I have written against the idea of military courts before. And since then I have tried to pick the brains of people from all walks of life about this issue. The most common argument, advanced by lawyers as well as people from other backgrounds, is that our enemies are not humans and, most importantly, do not deserve due process. The claim is that we live in a different reality than other countries. This is not an argument that I find very persuasive — although I do respect the concern that underlines it.
Laws and constitutional protections bind the state — not just when things are hunky dory but particularly for times when things do not go to plan. Most constitutions have had framers who were acutely aware of the possibilities of external wars, internal strife and civil war. If these framers wanted to provide exceptions for state behaviour during the time of emergency then those could have been provided.
Indeed, our very own Constitution has provisions relating to imposition of emergency, the corresponding effect on Fundamental Rights and the limitations on state action. Our parliament was honest enough to take the position that the Constitution as it stood before the 21st Amendment did not allow for military courts. That was a commendable position.
Despite the ‘living breathing document’ theory that allows so many to twist and manipulate so many words in an enduring document such as the Constitution, our parliament proved wiser than most. It understood that the sanctity of the Constitution demands that if one is to introduce the concept of military courts, then it should be done through an act of open acknowledgement: if you have to set up military courts then take the position that this is an exception to the norm — and that this is a temporary departure from the provisions of a constitution that otherwise expressly prohibits such a procedure.
Only a handful of senior lawyers, such as Salman Raja and S.M. Zafar, have publicly taken the position that the Constitution as it stood, before the 21st Amendment, did not allow for setting up of military courts to try civilians accused of terrorism.
However, many senior constitutional experts have taken the public position that the Constitution even without the 21st Amendment allowed for or envisaged military courts that can try civilians accused of terrorism. This is not just wrong but also disingenuous. And it links to my earlier point about rage and denial.

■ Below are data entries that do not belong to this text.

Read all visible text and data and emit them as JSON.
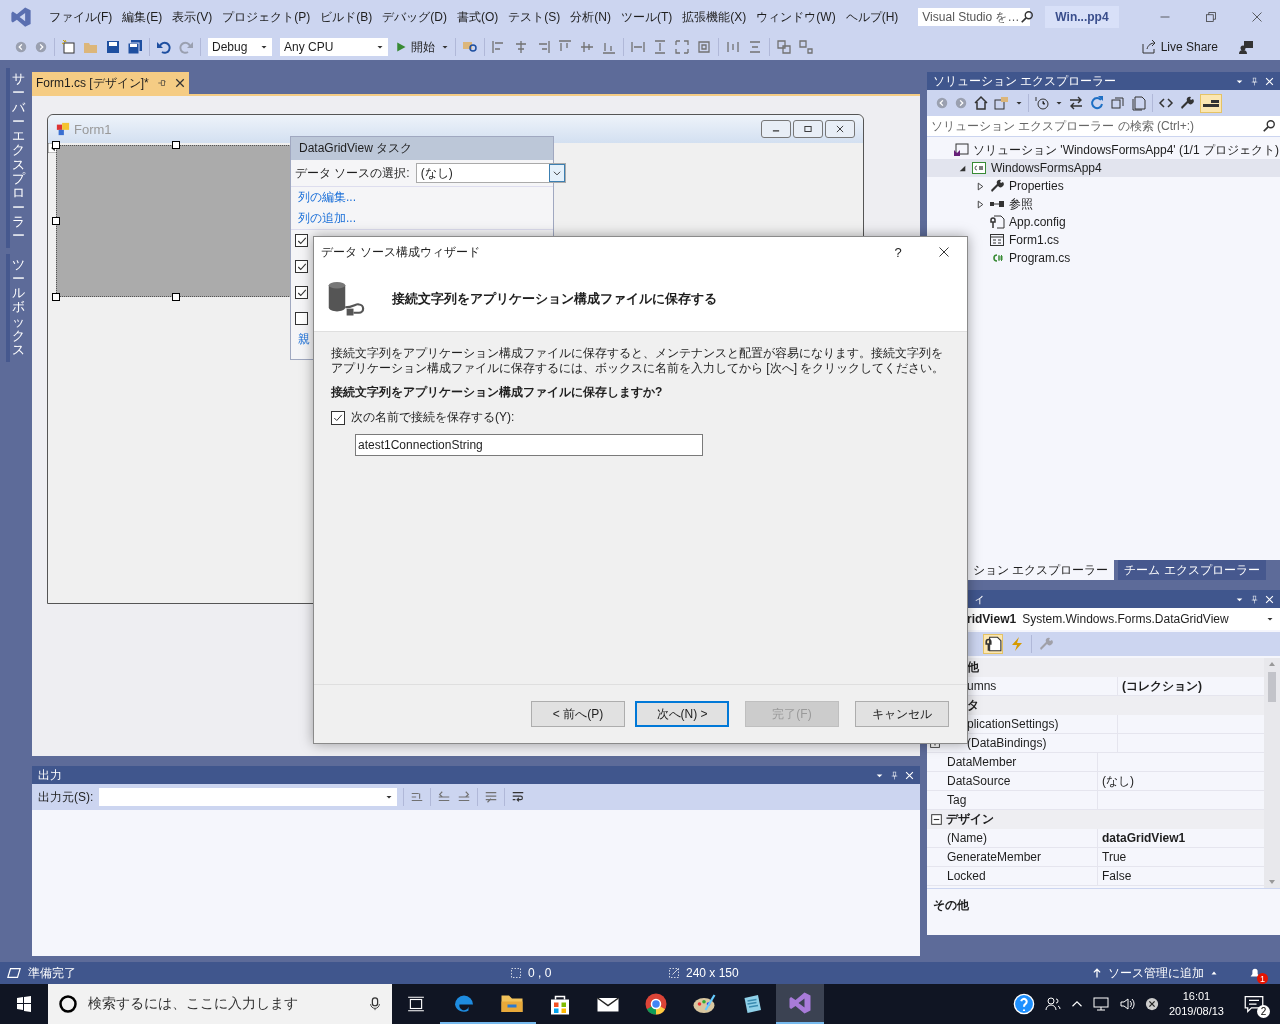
{
  "menu": [
    "ファイル(F)",
    "編集(E)",
    "表示(V)",
    "プロジェクト(P)",
    "ビルド(B)",
    "デバッグ(D)",
    "書式(O)",
    "テスト(S)",
    "分析(N)",
    "ツール(T)",
    "拡張機能(X)",
    "ウィンドウ(W)",
    "ヘルプ(H)"
  ],
  "search": {
    "placeholder": "Visual Studio を…"
  },
  "window_title": "Win...pp4",
  "toolbar": {
    "configuration": "Debug",
    "platform": "Any CPU",
    "start": "開始",
    "live_share": "Live Share"
  },
  "side_tabs": [
    "サーバーエクスプローラー",
    "ツールボックス"
  ],
  "document_tab": {
    "label": "Form1.cs [デザイン]*",
    "selected": true
  },
  "form": {
    "title": "Form1"
  },
  "tasks": {
    "title": "DataGridView タスク",
    "source_label": "データ ソースの選択:",
    "source_value": "(なし)",
    "links": [
      "列の編集...",
      "列の追加..."
    ],
    "options": [
      {
        "checked": true
      },
      {
        "checked": true
      },
      {
        "checked": true
      },
      {
        "checked": false
      }
    ],
    "partial_link": "親"
  },
  "dialog": {
    "title": "データ ソース構成ウィザード",
    "help": "?",
    "heading": "接続文字列をアプリケーション構成ファイルに保存する",
    "description": "接続文字列をアプリケーション構成ファイルに保存すると、メンテナンスと配置が容易になります。接続文字列をアプリケーション構成ファイルに保存するには、ボックスに名前を入力してから [次へ] をクリックしてください。",
    "question": "接続文字列をアプリケーション構成ファイルに保存しますか?",
    "save_option": {
      "label": "次の名前で接続を保存する(Y):",
      "checked": true
    },
    "name_field": {
      "value": "atest1ConnectionString"
    },
    "buttons": [
      {
        "label": "< 前へ(P)",
        "default": false,
        "disabled": false
      },
      {
        "label": "次へ(N) >",
        "default": true,
        "disabled": false
      },
      {
        "label": "完了(F)",
        "default": false,
        "disabled": true
      },
      {
        "label": "キャンセル",
        "default": false,
        "disabled": false
      }
    ]
  },
  "solution_explorer": {
    "title": "ソリューション エクスプローラー",
    "search": {
      "placeholder": "ソリューション エクスプローラー の検索 (Ctrl+:)"
    },
    "tree": [
      {
        "label": "ソリューション 'WindowsFormsApp4' (1/1 プロジェクト)",
        "kind": "solution",
        "selected": false,
        "children": [
          {
            "label": "WindowsFormsApp4",
            "kind": "project",
            "selected": true,
            "expanded": true,
            "children": [
              {
                "label": "Properties",
                "kind": "properties",
                "selected": false,
                "expanded": false
              },
              {
                "label": "参照",
                "kind": "references",
                "selected": false,
                "expanded": false
              },
              {
                "label": "App.config",
                "kind": "config",
                "selected": false
              },
              {
                "label": "Form1.cs",
                "kind": "form",
                "selected": false
              },
              {
                "label": "Program.cs",
                "kind": "code",
                "selected": false
              }
            ]
          }
        ]
      }
    ]
  },
  "bottom_tabs": [
    {
      "label": "ション エクスプローラー",
      "selected": true
    },
    {
      "label": "チーム エクスプローラー",
      "selected": false
    }
  ],
  "properties": {
    "title": "ィ",
    "object_name": "ridView1",
    "object_type": "System.Windows.Forms.DataGridView",
    "categories": [
      {
        "name": "他",
        "rows": [
          {
            "name": "umns",
            "value": "(コレクション)",
            "kind": "plain",
            "modified": true
          }
        ]
      },
      {
        "name": "タ",
        "rows": [
          {
            "name": "plicationSettings)",
            "kind": "plain"
          },
          {
            "name": "(DataBindings)",
            "kind": "expandable"
          },
          {
            "name": "DataMember",
            "kind": "plain"
          },
          {
            "name": "DataSource",
            "value": "(なし)",
            "kind": "plain",
            "modified": false
          },
          {
            "name": "Tag",
            "kind": "plain"
          }
        ]
      },
      {
        "name": "デザイン",
        "expanded": true,
        "rows": [
          {
            "name": "(Name)",
            "value": "dataGridView1",
            "kind": "plain",
            "modified": true
          },
          {
            "name": "GenerateMember",
            "value": "True",
            "kind": "plain",
            "modified": false
          },
          {
            "name": "Locked",
            "value": "False",
            "kind": "plain",
            "modified": false
          }
        ]
      }
    ],
    "description": "その他"
  },
  "output": {
    "title": "出力",
    "source_label": "出力元(S):"
  },
  "status_bar": {
    "state": "準備完了",
    "position": "0 , 0",
    "size": "240 x 150",
    "source_control": "ソース管理に追加",
    "notifications": "1"
  },
  "taskbar": {
    "search": {
      "placeholder": "検索するには、ここに入力します"
    },
    "apps": [
      {
        "kind": "edge",
        "running": true,
        "selected": false
      },
      {
        "kind": "explorer",
        "running": true,
        "selected": false
      },
      {
        "kind": "store",
        "running": false,
        "selected": false
      },
      {
        "kind": "mail",
        "running": false,
        "selected": false
      },
      {
        "kind": "chrome",
        "running": false,
        "selected": false
      },
      {
        "kind": "paint",
        "running": false,
        "selected": false
      },
      {
        "kind": "notepad",
        "running": false,
        "selected": false
      },
      {
        "kind": "vs",
        "running": true,
        "selected": true
      }
    ],
    "time": "16:01",
    "date": "2019/08/13",
    "notifications": "2"
  }
}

When a country is enraged, it is perhaps natural to think that your system is flexible enough to take any measures to protect the system. But this results in a poverty of analysis. It also puts the cart before the horse — since you are desperate to get the answer that you want, you think that you can reason any way you please to get to the ‘desirable’ conclusion. Such an approach, however, makes a mockery of any constitution. If words have no meaning or any enduring quality to them, they are mere tools to achieve ends deemed desirable — good or evil. What we then bank on is not the original compact in a written constitution but the benevolence of the interpreters. This can never be a desirable way of ensuring security, safety or good constitutional governance.
Even though I remain unpersuaded by the argument that due process should be abandoned in current times, I respect this argument far more than the position that the Constitution as it stood (pre-21st Amendment) allowed for military courts. One position is downright disingenuous. The other is legally and philosophically problematic but it is at least candid. It is not based on a distortion of a supreme national document — it asks for that document to be ignored or suitably amended.

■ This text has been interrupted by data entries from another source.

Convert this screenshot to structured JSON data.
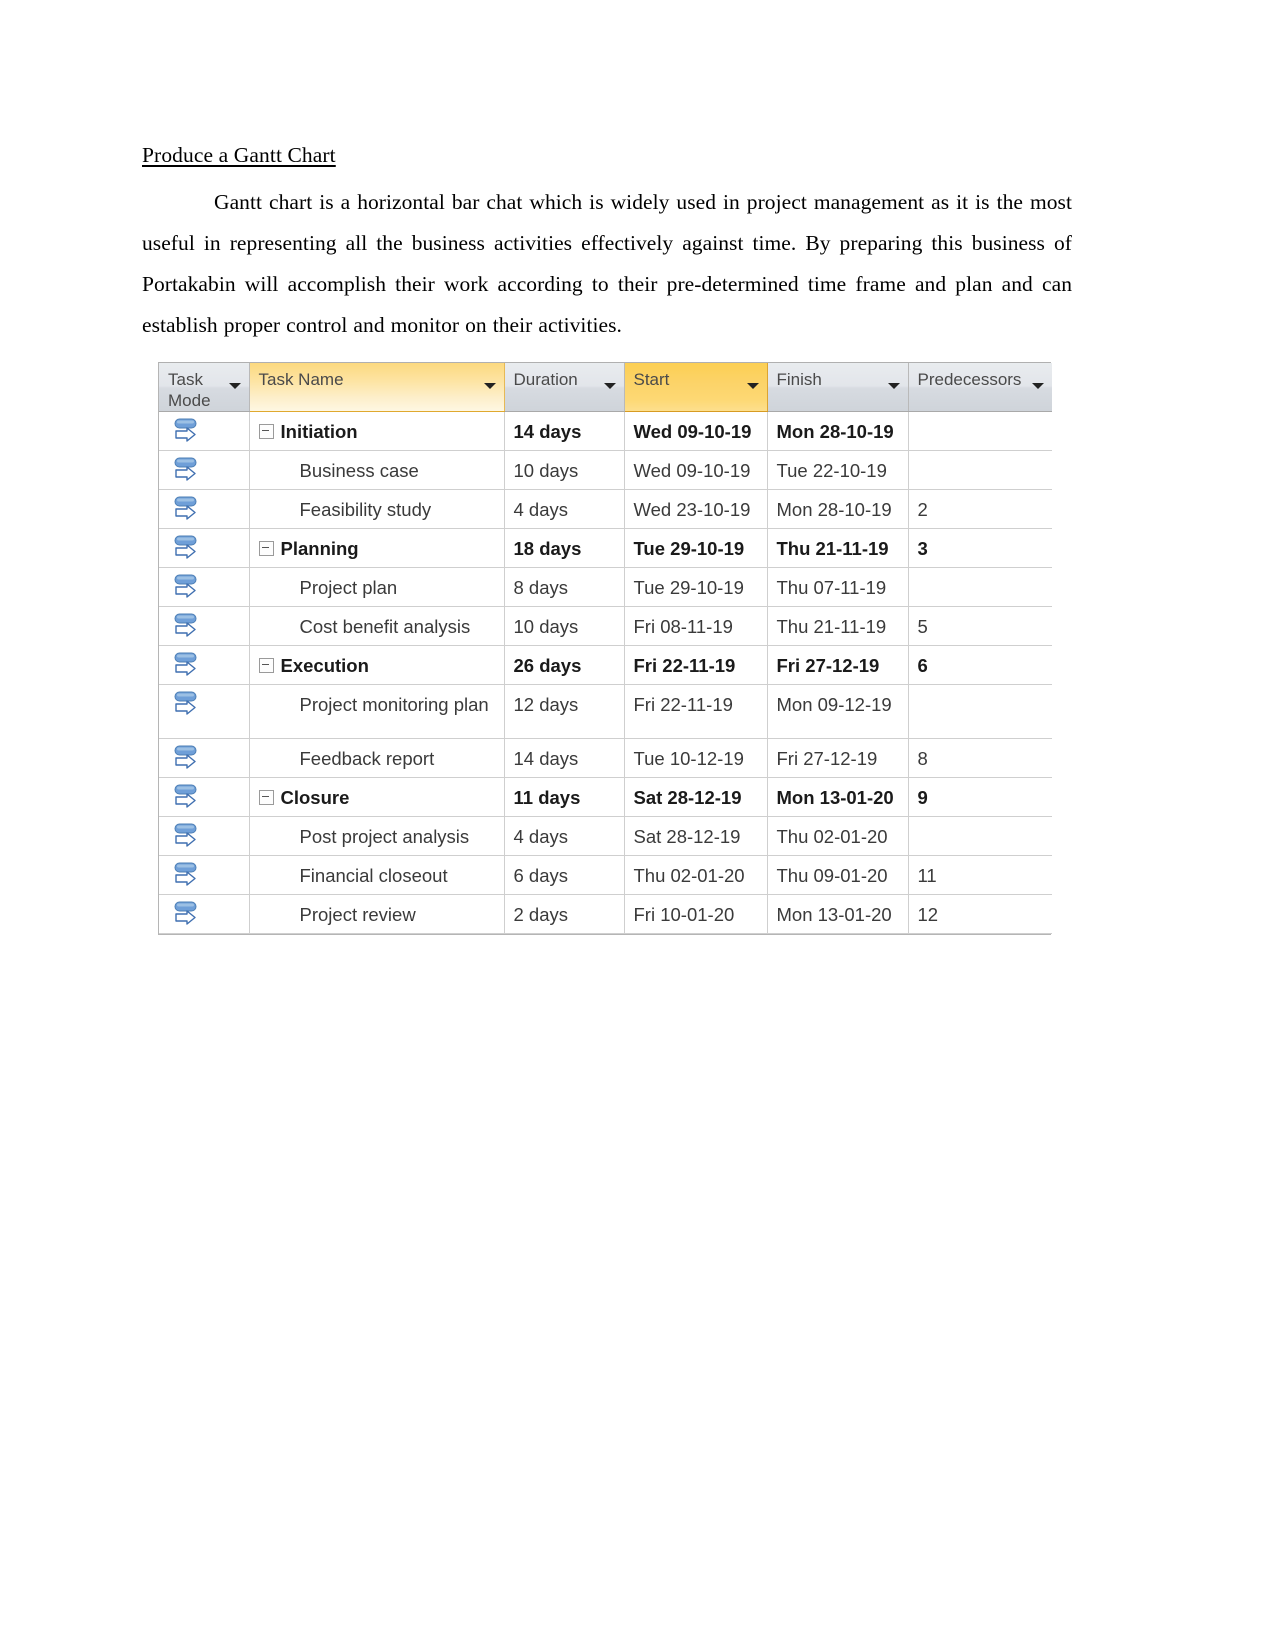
{
  "document": {
    "heading": "Produce a Gantt Chart",
    "paragraph": "Gantt chart is a horizontal bar chat which is widely used in project management as it is the most useful in representing all the business activities effectively against time. By preparing this business of Portakabin will accomplish their work according to their pre-determined time frame and plan and can establish proper control and monitor on their activities."
  },
  "colors": {
    "header_highlight_light": "#fde3a0",
    "header_highlight_strong": "#fcd368",
    "header_default": "#dfe3e8",
    "taskmode_icon_blue": "#6f9fd8",
    "grid_line": "#cfcfcf"
  },
  "grid": {
    "columns": [
      {
        "key": "mode",
        "label": "Task\nMode",
        "highlight": "none",
        "has_filter_arrow": true
      },
      {
        "key": "name",
        "label": "Task Name",
        "highlight": "light",
        "has_filter_arrow": true
      },
      {
        "key": "dur",
        "label": "Duration",
        "highlight": "none",
        "has_filter_arrow": true
      },
      {
        "key": "start",
        "label": "Start",
        "highlight": "strong",
        "has_filter_arrow": true
      },
      {
        "key": "fin",
        "label": "Finish",
        "highlight": "none",
        "has_filter_arrow": true
      },
      {
        "key": "pred",
        "label": "Predecessors",
        "highlight": "none",
        "has_filter_arrow": true
      }
    ],
    "task_mode_icon": "auto-scheduled-icon",
    "rows": [
      {
        "id": 1,
        "name": "Initiation",
        "level": 0,
        "summary": true,
        "duration": "14 days",
        "start": "Wed 09-10-19",
        "finish": "Mon 28-10-19",
        "predecessors": ""
      },
      {
        "id": 2,
        "name": "Business case",
        "level": 1,
        "summary": false,
        "duration": "10 days",
        "start": "Wed 09-10-19",
        "finish": "Tue 22-10-19",
        "predecessors": ""
      },
      {
        "id": 3,
        "name": "Feasibility study",
        "level": 1,
        "summary": false,
        "duration": "4 days",
        "start": "Wed 23-10-19",
        "finish": "Mon 28-10-19",
        "predecessors": "2"
      },
      {
        "id": 4,
        "name": "Planning",
        "level": 0,
        "summary": true,
        "duration": "18 days",
        "start": "Tue 29-10-19",
        "finish": "Thu 21-11-19",
        "predecessors": "3"
      },
      {
        "id": 5,
        "name": "Project plan",
        "level": 1,
        "summary": false,
        "duration": "8 days",
        "start": "Tue 29-10-19",
        "finish": "Thu 07-11-19",
        "predecessors": ""
      },
      {
        "id": 6,
        "name": "Cost benefit analysis",
        "level": 1,
        "summary": false,
        "duration": "10 days",
        "start": "Fri 08-11-19",
        "finish": "Thu 21-11-19",
        "predecessors": "5"
      },
      {
        "id": 7,
        "name": "Execution",
        "level": 0,
        "summary": true,
        "duration": "26 days",
        "start": "Fri 22-11-19",
        "finish": "Fri 27-12-19",
        "predecessors": "6"
      },
      {
        "id": 8,
        "name": "Project monitoring plan",
        "level": 1,
        "summary": false,
        "duration": "12 days",
        "start": "Fri 22-11-19",
        "finish": "Mon 09-12-19",
        "predecessors": ""
      },
      {
        "id": 9,
        "name": "Feedback report",
        "level": 1,
        "summary": false,
        "duration": "14 days",
        "start": "Tue 10-12-19",
        "finish": "Fri 27-12-19",
        "predecessors": "8"
      },
      {
        "id": 10,
        "name": "Closure",
        "level": 0,
        "summary": true,
        "duration": "11 days",
        "start": "Sat 28-12-19",
        "finish": "Mon 13-01-20",
        "predecessors": "9"
      },
      {
        "id": 11,
        "name": "Post project analysis",
        "level": 1,
        "summary": false,
        "duration": "4 days",
        "start": "Sat 28-12-19",
        "finish": "Thu 02-01-20",
        "predecessors": ""
      },
      {
        "id": 12,
        "name": "Financial closeout",
        "level": 1,
        "summary": false,
        "duration": "6 days",
        "start": "Thu 02-01-20",
        "finish": "Thu 09-01-20",
        "predecessors": "11"
      },
      {
        "id": 13,
        "name": "Project review",
        "level": 1,
        "summary": false,
        "duration": "2 days",
        "start": "Fri 10-01-20",
        "finish": "Mon 13-01-20",
        "predecessors": "12"
      }
    ]
  }
}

Much in this debate turns on the way you see the law as an enterprise. For some the aim is justice through consistency — law is an exercise defined and steeped in consistent procedures and practices. There are others who disagree. For them the aim of the law is to punish evil and reward good. And to do this in a way that is practical and solves real world problems. There are no right answers here — only competing arguments.
Yet neither of these two approaches should encourage us to engage in interpretations of the Constitution that belittle the document itself — along with the jurisprudence surrounding it.

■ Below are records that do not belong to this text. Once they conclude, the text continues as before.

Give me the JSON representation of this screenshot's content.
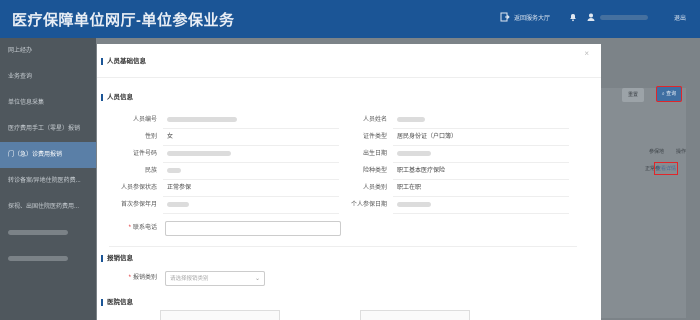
{
  "app": {
    "title": "医疗保障单位网厅-单位参保业务",
    "return_hall": "返回服务大厅",
    "logout": "退出"
  },
  "sidebar": {
    "items": [
      {
        "label": "网上经办",
        "state": "normal"
      },
      {
        "label": "业务查询",
        "state": "normal"
      },
      {
        "label": "单位信息采集",
        "state": "normal"
      },
      {
        "label": "医疗费用手工（零星）报销",
        "state": "normal"
      },
      {
        "label": "门（急）诊费用报销",
        "state": "active"
      },
      {
        "label": "转诊备案/异地住院医药费...",
        "state": "normal"
      },
      {
        "label": "探视、出国住院医药费用...",
        "state": "normal"
      },
      {
        "label": "",
        "state": "blurred"
      },
      {
        "label": "",
        "state": "blurred"
      }
    ]
  },
  "background": {
    "reset_button": "重置",
    "query_button": "查询",
    "col_insured": "参保地",
    "col_operation": "操作",
    "cell_insured": "正常参",
    "cell_view": "查看详情"
  },
  "modal": {
    "close": "×",
    "title": "人员基础信息",
    "section_person": "人员信息",
    "fields": {
      "person_no": "人员编号",
      "person_name": "人员姓名",
      "gender": "性别",
      "gender_value": "女",
      "cert_type": "证件类型",
      "cert_type_value": "居民身份证（户口簿）",
      "cert_no": "证件号码",
      "birth_date": "出生日期",
      "nation": "民族",
      "insurance_type": "险种类型",
      "insurance_type_value": "职工基本医疗保险",
      "insured_status": "人员参保状态",
      "insured_status_value": "正常参保",
      "person_category": "人员类别",
      "person_category_value": "职工在职",
      "first_insured_date": "首次参保年月",
      "personal_insured_date": "个人参保日期",
      "phone": "联系电话"
    },
    "section_reimburse": "报销信息",
    "reimburse_category_label": "报销类别",
    "reimburse_category_placeholder": "请选择报销类别",
    "section_hospital": "医院信息"
  },
  "colors": {
    "topbar": "#1b5596",
    "accent": "#1b5596",
    "highlight": "#e0262a"
  }
}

Will military courts solve the problem? I do not think they will. But let us wait and see.
There is the compelling argument that protection of witnesses is an important limb of the problem of trying terrorists. And since the state is too weak to protect witnesses, military courts are not going to lead to any better results. The counter-argument, of course, is that the whole point of military courts is to convince people without evidence.
Your stance on this issue is determined by whether that idea — conviction without evidence — makes you uncomfortable.